January 21-February 4, our worship continues following our Church School curriculum from the autumn, Seeking Peace Together, as we learn in worship alongside the youngest members of our community.
This Sunday, we pick up where our Church School curriculum left off in November, pre-Advent and Christmastide.
And we start back in with a radical concept of wartime hospitality and a doozy of a biblical story to ground us (2 Kings 6:8-23). The story is so strange to our modern sensibility, that it comes across like creatively re-imagined history, with a whole lot magical realism thrown in.
And yet, as we read about wars and rumors of wars every day in the news, it’s worth teasing our imaginations with this story centuries later.
Sometime around 874 BCE, the Aramaeans and the Israelites were in armed conflict. The prophet Elisha was an advisor to the King of Israel and in one particular battle, he was able to invoke God’s power to create the illusion of more soldiers and “chariots of fire” and temporarily blind the enemy. At the end of this fantastical wartime strategizing, their Aramaean enemies were ripe for capture. Instead, Elisha advised the Israelites to provide a meal for their enemies. It ended the war.
I’m still trying to understand the story.

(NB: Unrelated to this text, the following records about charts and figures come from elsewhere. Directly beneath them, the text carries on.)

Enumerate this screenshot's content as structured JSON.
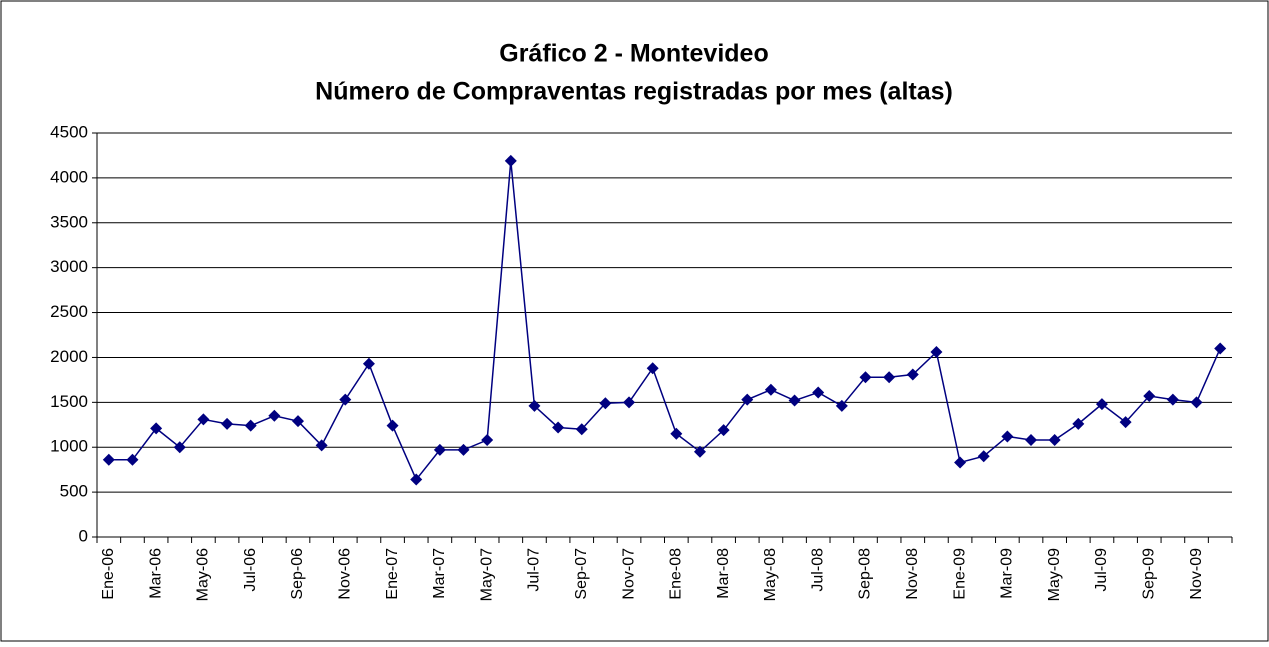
{
  "chart_data": {
    "type": "line",
    "title": [
      "Gráfico 2 - Montevideo",
      "Número de Compraventas registradas por mes (altas)"
    ],
    "categories": [
      "Ene-06",
      null,
      "Mar-06",
      null,
      "May-06",
      null,
      "Jul-06",
      null,
      "Sep-06",
      null,
      "Nov-06",
      null,
      "Ene-07",
      null,
      "Mar-07",
      null,
      "May-07",
      null,
      "Jul-07",
      null,
      "Sep-07",
      null,
      "Nov-07",
      null,
      "Ene-08",
      null,
      "Mar-08",
      null,
      "May-08",
      null,
      "Jul-08",
      null,
      "Sep-08",
      null,
      "Nov-08",
      null,
      "Ene-09",
      null,
      "Mar-09",
      null,
      "May-09",
      null,
      "Jul-09",
      null,
      "Sep-09",
      null,
      "Nov-09",
      null
    ],
    "series": [
      {
        "color": "#000080",
        "values": [
          860,
          860,
          1210,
          1000,
          1310,
          1260,
          1240,
          1350,
          1290,
          1020,
          1530,
          1930,
          1240,
          640,
          970,
          970,
          1080,
          4190,
          1460,
          1220,
          1200,
          1490,
          1500,
          1880,
          1150,
          950,
          1190,
          1530,
          1640,
          1520,
          1610,
          1460,
          1780,
          1780,
          1810,
          2060,
          830,
          900,
          1120,
          1080,
          1080,
          1260,
          1480,
          1280,
          1570,
          1530,
          1500,
          2100
        ]
      }
    ],
    "ylim": [
      0,
      4500
    ],
    "yticks": [
      0,
      500,
      1000,
      1500,
      2000,
      2500,
      3000,
      3500,
      4000,
      4500
    ],
    "grid": true
  }
}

But what strikes me the most is that Elisha, speaking and acting on behalf of God during wartime, shows a different way than of engaging with the enemy than we would normally expect. A way of hospitality, shared humanity and shared basic needs. What does it mean about how you and I deal with any of our enemies — real or perceived?
Come Sunday and together we’ll dig into this alternative, Godly way of being.